According to The New York Times, these changes are among more than 90 environmental rules that have been reversed or weakened since Trump took office.

“It’s very frustrating, this whole attack on our system of environmental protection,” Muth said. “We’re rolling the dice unnecessarily.”

But the post-pandemic recovery period could also give countries a chance to reassess.

“As we move out of the emergency response phase, do we put investments into the economy of the future, or do we put everything back to where it was?” said Robert Kopp, a climate scientist at Rutgers University.

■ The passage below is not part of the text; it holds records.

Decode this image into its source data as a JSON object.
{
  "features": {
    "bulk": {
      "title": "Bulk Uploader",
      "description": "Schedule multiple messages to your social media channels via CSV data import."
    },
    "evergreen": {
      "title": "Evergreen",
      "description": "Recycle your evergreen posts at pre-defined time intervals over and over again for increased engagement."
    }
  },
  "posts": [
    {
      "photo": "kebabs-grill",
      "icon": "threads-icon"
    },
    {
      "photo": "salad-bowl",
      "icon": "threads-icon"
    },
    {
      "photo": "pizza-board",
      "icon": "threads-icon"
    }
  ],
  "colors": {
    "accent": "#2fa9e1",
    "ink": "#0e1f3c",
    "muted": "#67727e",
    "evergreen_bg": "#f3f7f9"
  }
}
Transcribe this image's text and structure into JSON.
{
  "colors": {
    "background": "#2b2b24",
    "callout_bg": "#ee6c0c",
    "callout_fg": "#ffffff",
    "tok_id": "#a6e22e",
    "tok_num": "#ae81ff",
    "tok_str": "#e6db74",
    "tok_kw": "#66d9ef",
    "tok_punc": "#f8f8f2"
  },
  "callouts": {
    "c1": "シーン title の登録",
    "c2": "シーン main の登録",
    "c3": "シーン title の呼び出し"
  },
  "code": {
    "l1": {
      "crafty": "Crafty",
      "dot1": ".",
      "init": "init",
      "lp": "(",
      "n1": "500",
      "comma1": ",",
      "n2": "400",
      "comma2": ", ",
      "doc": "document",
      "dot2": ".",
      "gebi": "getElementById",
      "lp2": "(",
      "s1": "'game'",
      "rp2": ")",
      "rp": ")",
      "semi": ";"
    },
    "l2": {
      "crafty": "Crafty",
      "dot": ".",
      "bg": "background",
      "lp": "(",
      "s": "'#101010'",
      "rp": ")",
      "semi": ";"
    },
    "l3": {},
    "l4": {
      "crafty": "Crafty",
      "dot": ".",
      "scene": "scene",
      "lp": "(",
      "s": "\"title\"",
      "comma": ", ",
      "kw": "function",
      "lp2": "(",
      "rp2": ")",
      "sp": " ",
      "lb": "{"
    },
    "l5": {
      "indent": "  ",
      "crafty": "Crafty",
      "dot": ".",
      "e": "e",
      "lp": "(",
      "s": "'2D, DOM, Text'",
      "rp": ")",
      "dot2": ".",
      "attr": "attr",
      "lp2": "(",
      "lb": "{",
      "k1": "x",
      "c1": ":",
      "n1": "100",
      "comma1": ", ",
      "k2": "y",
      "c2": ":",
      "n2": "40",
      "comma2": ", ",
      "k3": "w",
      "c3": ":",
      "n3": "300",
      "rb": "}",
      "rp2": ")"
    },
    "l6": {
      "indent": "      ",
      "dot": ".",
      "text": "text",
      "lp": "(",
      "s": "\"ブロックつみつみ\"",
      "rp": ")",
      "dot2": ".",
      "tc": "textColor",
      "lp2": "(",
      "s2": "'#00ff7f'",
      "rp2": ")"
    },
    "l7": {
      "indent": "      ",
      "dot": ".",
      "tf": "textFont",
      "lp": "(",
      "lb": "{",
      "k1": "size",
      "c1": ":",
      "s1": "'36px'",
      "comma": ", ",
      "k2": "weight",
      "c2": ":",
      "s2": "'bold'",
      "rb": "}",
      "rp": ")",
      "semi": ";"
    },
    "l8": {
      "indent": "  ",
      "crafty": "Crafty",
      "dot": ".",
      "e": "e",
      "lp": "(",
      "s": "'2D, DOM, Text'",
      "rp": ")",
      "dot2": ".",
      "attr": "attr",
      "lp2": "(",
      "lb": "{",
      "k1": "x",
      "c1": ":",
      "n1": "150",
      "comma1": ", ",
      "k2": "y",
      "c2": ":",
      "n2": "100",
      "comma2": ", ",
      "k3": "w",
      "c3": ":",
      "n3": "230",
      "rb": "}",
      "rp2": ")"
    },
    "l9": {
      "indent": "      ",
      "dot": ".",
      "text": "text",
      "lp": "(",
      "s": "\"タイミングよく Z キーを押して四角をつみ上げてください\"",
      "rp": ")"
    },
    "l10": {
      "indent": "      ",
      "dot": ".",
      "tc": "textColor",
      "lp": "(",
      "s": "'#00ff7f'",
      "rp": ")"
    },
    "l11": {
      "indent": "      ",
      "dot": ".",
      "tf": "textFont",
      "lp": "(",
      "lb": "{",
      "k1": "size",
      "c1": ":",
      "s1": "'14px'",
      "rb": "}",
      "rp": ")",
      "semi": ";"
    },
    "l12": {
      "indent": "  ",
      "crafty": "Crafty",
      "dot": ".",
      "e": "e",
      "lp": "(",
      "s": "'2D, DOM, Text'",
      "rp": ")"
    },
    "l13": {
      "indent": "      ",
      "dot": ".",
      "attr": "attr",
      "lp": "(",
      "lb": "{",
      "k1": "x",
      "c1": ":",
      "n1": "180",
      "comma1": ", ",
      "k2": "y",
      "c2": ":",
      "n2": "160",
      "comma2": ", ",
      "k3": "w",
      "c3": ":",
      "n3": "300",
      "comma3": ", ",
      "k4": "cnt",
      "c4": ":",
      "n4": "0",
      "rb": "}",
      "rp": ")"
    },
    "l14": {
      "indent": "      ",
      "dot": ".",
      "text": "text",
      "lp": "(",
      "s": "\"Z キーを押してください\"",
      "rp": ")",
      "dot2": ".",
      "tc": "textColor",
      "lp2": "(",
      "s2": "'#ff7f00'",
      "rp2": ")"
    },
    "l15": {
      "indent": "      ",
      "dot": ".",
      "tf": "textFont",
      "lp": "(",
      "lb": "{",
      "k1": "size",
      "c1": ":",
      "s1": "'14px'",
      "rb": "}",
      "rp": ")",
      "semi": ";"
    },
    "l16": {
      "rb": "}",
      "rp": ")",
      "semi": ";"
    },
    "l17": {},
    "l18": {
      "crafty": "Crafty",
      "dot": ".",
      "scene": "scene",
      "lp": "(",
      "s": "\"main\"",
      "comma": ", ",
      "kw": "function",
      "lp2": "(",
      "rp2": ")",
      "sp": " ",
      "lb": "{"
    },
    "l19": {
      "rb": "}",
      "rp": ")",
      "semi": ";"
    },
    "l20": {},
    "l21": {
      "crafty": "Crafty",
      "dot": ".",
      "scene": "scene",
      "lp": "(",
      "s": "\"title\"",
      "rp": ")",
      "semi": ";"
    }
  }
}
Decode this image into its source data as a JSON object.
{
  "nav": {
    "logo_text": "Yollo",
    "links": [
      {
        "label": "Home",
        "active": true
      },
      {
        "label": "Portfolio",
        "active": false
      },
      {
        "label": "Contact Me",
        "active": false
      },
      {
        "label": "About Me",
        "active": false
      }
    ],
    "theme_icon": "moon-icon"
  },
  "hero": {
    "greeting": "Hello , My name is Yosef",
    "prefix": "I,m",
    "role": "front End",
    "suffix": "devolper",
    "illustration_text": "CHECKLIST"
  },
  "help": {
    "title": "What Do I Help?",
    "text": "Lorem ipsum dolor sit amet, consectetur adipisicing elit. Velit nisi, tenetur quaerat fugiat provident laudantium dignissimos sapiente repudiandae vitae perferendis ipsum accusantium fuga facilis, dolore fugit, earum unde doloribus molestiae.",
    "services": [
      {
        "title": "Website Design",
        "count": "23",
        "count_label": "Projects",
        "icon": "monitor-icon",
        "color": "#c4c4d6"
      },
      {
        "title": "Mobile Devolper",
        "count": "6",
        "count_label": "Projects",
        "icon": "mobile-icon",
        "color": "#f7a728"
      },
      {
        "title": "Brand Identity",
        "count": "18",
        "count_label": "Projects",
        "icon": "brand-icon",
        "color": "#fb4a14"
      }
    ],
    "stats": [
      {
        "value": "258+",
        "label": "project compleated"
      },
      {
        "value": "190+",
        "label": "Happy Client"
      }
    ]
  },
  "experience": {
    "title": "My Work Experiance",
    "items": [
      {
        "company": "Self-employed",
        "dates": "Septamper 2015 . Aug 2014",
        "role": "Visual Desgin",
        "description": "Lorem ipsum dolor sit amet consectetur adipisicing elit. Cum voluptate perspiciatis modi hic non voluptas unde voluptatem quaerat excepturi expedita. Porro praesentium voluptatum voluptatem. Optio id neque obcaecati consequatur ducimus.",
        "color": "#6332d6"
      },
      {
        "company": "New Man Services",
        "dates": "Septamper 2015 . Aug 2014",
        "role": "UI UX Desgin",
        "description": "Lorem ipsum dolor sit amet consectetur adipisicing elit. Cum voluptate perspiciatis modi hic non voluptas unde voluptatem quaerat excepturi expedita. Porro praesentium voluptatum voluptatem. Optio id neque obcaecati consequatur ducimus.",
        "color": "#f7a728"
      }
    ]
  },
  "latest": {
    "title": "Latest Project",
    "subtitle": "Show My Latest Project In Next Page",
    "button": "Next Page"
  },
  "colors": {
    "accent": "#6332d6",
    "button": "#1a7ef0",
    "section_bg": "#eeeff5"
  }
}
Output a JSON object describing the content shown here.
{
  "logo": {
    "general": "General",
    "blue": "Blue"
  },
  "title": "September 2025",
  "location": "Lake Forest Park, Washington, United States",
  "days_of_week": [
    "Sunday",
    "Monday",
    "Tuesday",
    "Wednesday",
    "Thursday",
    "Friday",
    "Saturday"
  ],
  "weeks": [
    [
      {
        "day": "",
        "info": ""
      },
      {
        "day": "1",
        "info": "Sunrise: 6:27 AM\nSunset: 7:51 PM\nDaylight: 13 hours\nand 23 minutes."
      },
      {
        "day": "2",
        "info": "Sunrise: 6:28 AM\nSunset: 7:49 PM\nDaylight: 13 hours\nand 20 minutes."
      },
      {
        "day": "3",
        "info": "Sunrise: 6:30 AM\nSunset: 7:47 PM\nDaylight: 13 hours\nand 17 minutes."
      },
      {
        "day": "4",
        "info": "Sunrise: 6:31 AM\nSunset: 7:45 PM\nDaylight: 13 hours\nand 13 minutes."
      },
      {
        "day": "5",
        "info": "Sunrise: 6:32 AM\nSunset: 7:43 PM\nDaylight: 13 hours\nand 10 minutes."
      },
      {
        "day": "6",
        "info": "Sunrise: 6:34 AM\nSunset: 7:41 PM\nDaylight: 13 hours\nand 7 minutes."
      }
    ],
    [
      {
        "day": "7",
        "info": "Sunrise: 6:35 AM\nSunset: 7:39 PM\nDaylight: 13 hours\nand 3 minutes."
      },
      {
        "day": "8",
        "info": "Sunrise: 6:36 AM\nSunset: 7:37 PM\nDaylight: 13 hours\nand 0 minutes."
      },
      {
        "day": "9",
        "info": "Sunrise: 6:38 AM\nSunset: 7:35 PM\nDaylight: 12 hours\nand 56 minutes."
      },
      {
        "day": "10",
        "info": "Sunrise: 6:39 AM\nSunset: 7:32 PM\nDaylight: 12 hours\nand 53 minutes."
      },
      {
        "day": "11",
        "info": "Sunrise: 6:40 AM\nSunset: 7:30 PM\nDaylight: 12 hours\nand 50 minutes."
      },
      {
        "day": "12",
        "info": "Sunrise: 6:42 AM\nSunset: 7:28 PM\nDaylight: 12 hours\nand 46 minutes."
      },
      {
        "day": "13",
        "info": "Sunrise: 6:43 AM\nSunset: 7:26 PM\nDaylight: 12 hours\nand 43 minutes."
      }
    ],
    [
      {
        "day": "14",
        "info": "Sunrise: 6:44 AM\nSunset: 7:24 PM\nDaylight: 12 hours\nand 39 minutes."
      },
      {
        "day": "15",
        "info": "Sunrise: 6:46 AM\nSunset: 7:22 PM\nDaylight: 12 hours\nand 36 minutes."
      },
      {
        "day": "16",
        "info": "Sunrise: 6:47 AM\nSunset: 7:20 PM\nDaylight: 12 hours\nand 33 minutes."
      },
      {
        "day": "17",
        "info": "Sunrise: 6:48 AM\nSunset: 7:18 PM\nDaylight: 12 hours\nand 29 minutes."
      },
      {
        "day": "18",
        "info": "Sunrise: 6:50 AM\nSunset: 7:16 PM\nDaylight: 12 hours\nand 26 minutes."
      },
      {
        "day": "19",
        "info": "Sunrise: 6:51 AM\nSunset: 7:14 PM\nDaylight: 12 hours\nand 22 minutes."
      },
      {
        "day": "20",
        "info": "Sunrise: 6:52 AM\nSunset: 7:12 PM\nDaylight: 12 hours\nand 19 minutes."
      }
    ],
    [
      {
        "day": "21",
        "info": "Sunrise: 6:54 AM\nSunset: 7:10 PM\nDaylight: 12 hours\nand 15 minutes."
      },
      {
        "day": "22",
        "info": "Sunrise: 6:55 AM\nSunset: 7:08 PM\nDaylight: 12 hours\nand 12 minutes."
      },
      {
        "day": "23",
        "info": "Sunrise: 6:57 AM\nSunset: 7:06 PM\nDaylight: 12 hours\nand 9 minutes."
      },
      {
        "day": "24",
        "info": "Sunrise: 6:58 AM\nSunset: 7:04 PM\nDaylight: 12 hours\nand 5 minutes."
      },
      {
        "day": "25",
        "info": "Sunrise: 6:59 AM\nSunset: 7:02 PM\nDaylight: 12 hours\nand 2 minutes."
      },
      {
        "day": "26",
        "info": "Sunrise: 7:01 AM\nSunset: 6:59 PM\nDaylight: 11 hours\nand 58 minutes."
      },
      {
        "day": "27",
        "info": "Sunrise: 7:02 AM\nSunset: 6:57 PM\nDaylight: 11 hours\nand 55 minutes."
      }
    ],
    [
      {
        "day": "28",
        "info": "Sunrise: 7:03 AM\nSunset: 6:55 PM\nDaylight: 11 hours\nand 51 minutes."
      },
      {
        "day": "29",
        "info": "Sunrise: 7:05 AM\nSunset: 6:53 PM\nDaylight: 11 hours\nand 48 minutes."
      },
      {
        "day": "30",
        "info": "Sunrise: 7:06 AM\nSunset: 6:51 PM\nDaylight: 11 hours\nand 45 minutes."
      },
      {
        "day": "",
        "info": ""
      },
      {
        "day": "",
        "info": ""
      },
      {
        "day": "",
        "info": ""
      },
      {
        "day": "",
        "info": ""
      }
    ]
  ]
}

But the pandemic could also induce the opposite response, by forcing people to take stock of their values and broader societal goals. For instance, the outbreak demonstrated how lifestyle changes can have an impact — however fleeting — on the environment. Countries under coronavirus lockdowns, such as China, Italy and the U.S., experienced unintended climate benefits such as declines in pollution and greenhouse gases as a result of reduced air travel, restrictions on movement within cities and significant slowdowns of industrial activities.

While these climate benefits are only temporary, they did demonstrate what can happen even on short-term scales, according to Mann.

“We can see in real time the impact that we can have on the environment if we choose to curtail certain type of activities,” he said.

The pandemic has also demonstrated the importance of cooperation among countries on matters of global importance. After all, climate change — like a virus — pays no regard to borders.

Mann maintains that though the post-coronavirus recovery will likely be challenging, the pandemic’s silver lining could be that it sets off efforts to protect the health and safety of people, their communities and the planet — similar to the citizen-led initiatives that surrounded the first Earth Day celebrations.

“We have a real opportunity here for change,” he said. “As they say, it’s always darkest before dawn. We may see the tipping point we’ve all been waiting for on climate change action.”